Странно быть любовницей. Вот теперь и она…
В многочисленных паузах ее замужества у Лилечки случались мужчины, но всегда мельком, не претендуя на большее, и в ней ничем большим не откликаясь. Разве что бывший одноклассник Денис, с которым они дружили и который в десятом мучительно с ней советовался: кто, Ира или все-таки Надя, — запомнился пьяными есенинскими стихами и нырянием в заиндевевший фонтан. Андрей стал первым после Егора, кто появился, чтобы жить — как умел, как осмеливался — но жить, подробно и горячо.

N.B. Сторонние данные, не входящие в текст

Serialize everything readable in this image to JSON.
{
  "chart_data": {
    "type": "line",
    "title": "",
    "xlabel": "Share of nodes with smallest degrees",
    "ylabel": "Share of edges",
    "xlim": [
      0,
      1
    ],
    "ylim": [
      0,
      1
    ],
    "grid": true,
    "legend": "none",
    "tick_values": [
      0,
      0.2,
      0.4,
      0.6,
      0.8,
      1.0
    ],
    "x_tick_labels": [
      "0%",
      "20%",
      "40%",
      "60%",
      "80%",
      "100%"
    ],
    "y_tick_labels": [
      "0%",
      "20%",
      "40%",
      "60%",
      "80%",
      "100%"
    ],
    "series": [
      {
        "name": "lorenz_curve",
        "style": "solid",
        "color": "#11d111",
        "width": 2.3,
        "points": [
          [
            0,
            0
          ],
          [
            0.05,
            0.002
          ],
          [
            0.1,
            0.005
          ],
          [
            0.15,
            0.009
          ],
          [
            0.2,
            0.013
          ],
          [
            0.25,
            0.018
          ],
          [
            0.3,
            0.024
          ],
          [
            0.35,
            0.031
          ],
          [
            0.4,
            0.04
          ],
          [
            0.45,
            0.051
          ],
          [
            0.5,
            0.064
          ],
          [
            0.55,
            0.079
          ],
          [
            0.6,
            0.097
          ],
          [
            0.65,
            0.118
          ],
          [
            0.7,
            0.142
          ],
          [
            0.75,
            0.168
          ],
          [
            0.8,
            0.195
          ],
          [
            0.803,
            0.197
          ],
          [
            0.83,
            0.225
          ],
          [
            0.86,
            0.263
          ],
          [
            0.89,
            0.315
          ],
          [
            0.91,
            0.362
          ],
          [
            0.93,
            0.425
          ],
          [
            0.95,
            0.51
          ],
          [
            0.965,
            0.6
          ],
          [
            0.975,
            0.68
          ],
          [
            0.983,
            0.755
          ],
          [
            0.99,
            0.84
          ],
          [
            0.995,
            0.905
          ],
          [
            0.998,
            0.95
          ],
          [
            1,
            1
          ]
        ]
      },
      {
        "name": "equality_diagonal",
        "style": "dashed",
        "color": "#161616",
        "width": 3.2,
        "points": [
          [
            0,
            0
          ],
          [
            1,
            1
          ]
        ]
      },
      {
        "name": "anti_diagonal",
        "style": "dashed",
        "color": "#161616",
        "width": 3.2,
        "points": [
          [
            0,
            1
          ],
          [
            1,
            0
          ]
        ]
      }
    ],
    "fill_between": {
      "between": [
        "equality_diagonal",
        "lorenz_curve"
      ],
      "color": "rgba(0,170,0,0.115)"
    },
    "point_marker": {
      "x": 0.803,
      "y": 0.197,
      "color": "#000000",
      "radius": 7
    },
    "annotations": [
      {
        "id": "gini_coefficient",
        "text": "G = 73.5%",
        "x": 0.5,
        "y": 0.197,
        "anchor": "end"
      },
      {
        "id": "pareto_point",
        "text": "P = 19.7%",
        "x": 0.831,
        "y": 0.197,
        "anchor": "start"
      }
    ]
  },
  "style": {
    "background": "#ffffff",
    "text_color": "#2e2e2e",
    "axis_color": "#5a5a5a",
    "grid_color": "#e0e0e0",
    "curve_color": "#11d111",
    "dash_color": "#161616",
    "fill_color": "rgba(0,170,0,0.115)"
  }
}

Лилечка нажимает кнопку лифта. Завтра. Завтра утром он встретит ее на перроне. Первые секунды будет смущаться, попробует отделаться сдержанным приветствием. Но как только потянется к ней навстречу, тут же соскользнет преждевременно, вопреки собственным правилам — туда, куда можно, только когда они остаются наедине. Прилипнет губами. И рад бы оторваться, люди вокруг, опасно — да не может. И Лилечка невольно рванется, поплывет. Слаще всего, что будет дальше, наедине, это мгновение в перронной толкотне. Ощутить, что ему физически тебя не хватало. Было плохо без тебя. Пожалуй, только в роддоме, когда приносят на кормежку новенького ребеночка и тот вопит нетерпеливо, учуяв близкое молоко, — пожалуй, только тогда бывает еще вкусней.